Tara Kelly

Personal information
- Born: 21 June 1985 (age 41)
- Years active: 1999-2007

Sport
- Sport: Rowing
- Club: Tweed Heads Rowing Club

Medal record
Women's rowing
Representing Australia
World Rowing Championships
| Gold medal – first place | 2007 Munich | LW4x |
World Rowing U23 Championships
| Silver medal – second place | 2005 Amsterdam | LW2x |
| Bronze medal – third place | 2004 Poznan | LW2x |
World Junior Rowing Championships
| Gold medal – first place | 2003 Athens | LW2x |

= Tara Kelly =

Australian rower

Tara Kelly (born 21 June 1985) is an Australian former representative lightweight rower.
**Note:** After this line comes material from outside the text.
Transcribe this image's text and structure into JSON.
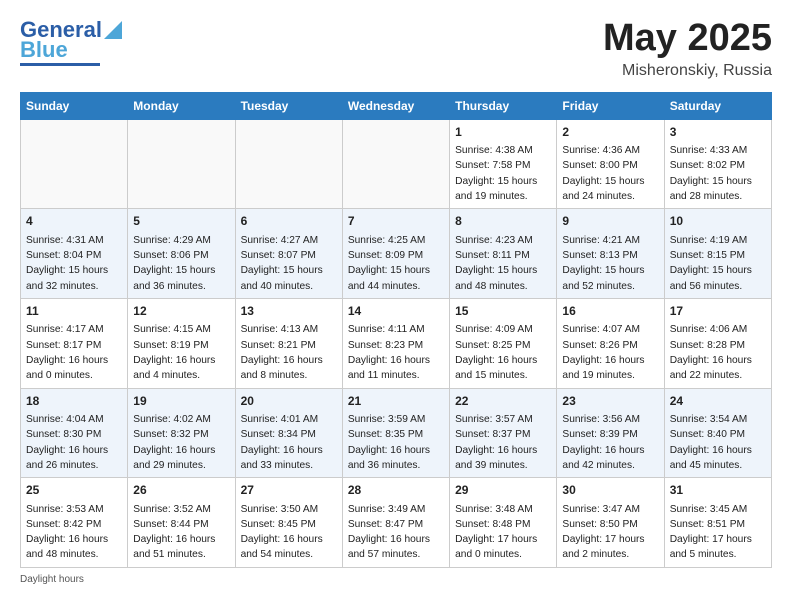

She was a national champion and 2007 world champion.

==Club and state rowing==
Kelly was educated at St Joseph's Queensland where she took up rowing. She won the national Schoolgirl Scull title at the Australian Rowing Championships in 2001.

Kelly's senior rowing was done from the Tweed Heads Rowing Club.

In 2007, Kelly rowed in the Queensland state representative crew contesting the Victoria Cup in the women's lightweight quad scull at the Interstate Regatta within the Australian Rowing Championships. In Tweed Heads Rowing Club colours she also contested national titles at the Australian Rowing Championships. She raced in the lightweight double scull in 2006; in the lightweight quad scull in 2007; and she contested the lightweight single scull event in 2006 winning that year's Australian title.

==International representative rowing==
Kelly first represented Australia at the 2003 Junior World Rowing Championships in Athens. In a double scull with Sally Kehoe she won gold and a junior world title. In 2004 and 2005, she represented at the World Rowing U23 Championships in the double scull. She placed third with Susanne Brown in Poznan in 2004 and second with Anna McRae in Amsterdam in 2005.

Kelly was elevated to the senior Australian women's lightweight quad for the 2007 World Rowing Championships in Munich. Seated in stroke seat with Bronwen Watson, Miranda Bennett, and Alice McNamara they won their heat and lead the final from the 500 m mark to claim the gold and Kelly's first and only senior World Championship title.